Trzeba zaznaczyć, że Stowarzyszenie Esperantystów Trójmiasta TORENTO po 3 latach działalności zyskało rozgłos w całym esperanckim świecie dzięki niebywałej jak na organizację „non profit” aktywności, o czym świadczyły liczne komentarze z wyrazami uznania od osób wizytujących nasze strony w internecie, od uczestników naszych imprez oraz korespondencja elektroniczna i tradycyjna. W znacznym zakresie podnieśliśmy poziom stosowania języka w praktyce przez wszystkich naszych członków, a wraz z upływem czasu, każdy z nas pozbył się lęku mówienia w języku międzynarodowym, znajdując przez to jakby nowy sens zajmowania się esperantem, wspomnę tu po raz kolejny nauczycielską charyzmę kol.
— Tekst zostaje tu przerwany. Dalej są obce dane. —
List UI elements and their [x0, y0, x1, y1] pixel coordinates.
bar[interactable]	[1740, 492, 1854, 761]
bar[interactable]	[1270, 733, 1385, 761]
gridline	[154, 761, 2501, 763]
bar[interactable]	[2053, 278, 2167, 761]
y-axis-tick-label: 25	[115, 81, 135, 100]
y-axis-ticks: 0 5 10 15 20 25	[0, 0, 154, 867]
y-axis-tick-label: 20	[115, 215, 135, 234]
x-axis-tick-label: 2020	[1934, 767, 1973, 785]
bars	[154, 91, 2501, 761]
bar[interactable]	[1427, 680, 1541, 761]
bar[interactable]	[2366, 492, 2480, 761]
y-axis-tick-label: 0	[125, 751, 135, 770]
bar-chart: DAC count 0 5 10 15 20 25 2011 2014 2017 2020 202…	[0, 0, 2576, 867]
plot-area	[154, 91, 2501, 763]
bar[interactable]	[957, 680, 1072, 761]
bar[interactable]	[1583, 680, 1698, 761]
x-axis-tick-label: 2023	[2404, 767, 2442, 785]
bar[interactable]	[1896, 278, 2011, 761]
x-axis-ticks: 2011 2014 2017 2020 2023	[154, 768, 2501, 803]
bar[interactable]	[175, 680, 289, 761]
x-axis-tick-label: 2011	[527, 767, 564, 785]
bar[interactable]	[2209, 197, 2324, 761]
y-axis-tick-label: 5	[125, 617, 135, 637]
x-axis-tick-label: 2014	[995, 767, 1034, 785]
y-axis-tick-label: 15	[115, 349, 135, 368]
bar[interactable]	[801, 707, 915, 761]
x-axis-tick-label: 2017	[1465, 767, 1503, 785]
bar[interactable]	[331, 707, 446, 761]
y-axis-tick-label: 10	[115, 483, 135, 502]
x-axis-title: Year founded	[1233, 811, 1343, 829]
Elwiry Twardowskiej i Henryka Kosickiego.

Dzięki naszym działaniom zostaliśmy docenieni przez esperantystów ze Szwecji, którzy w tym roku postanowili zorganizować swój esperancki kongres w Gdańsku, a nasze Stowarzyszenie zostało zaproszone do współpracy przy realizacji programu tej imprezy.

Mogę więc powiedzieć na zakończenie, że robiąc to wszystko nasza organizacja udowodniła, iż mimo wysokiej średniej wieku płynie w niej ciągle młoda krew, a wielu z nas odnalazło się w tej działalności, często w zupełnie nowych rolach, o których wcześniej pewnie nawet nie myśleliśmy.

Więc życzmy sobie, aby z esperantem na ustach nasze życie nabierało sensu mimo upływu czasu i aby esperancki etos towarzyszył nam każdego dnia.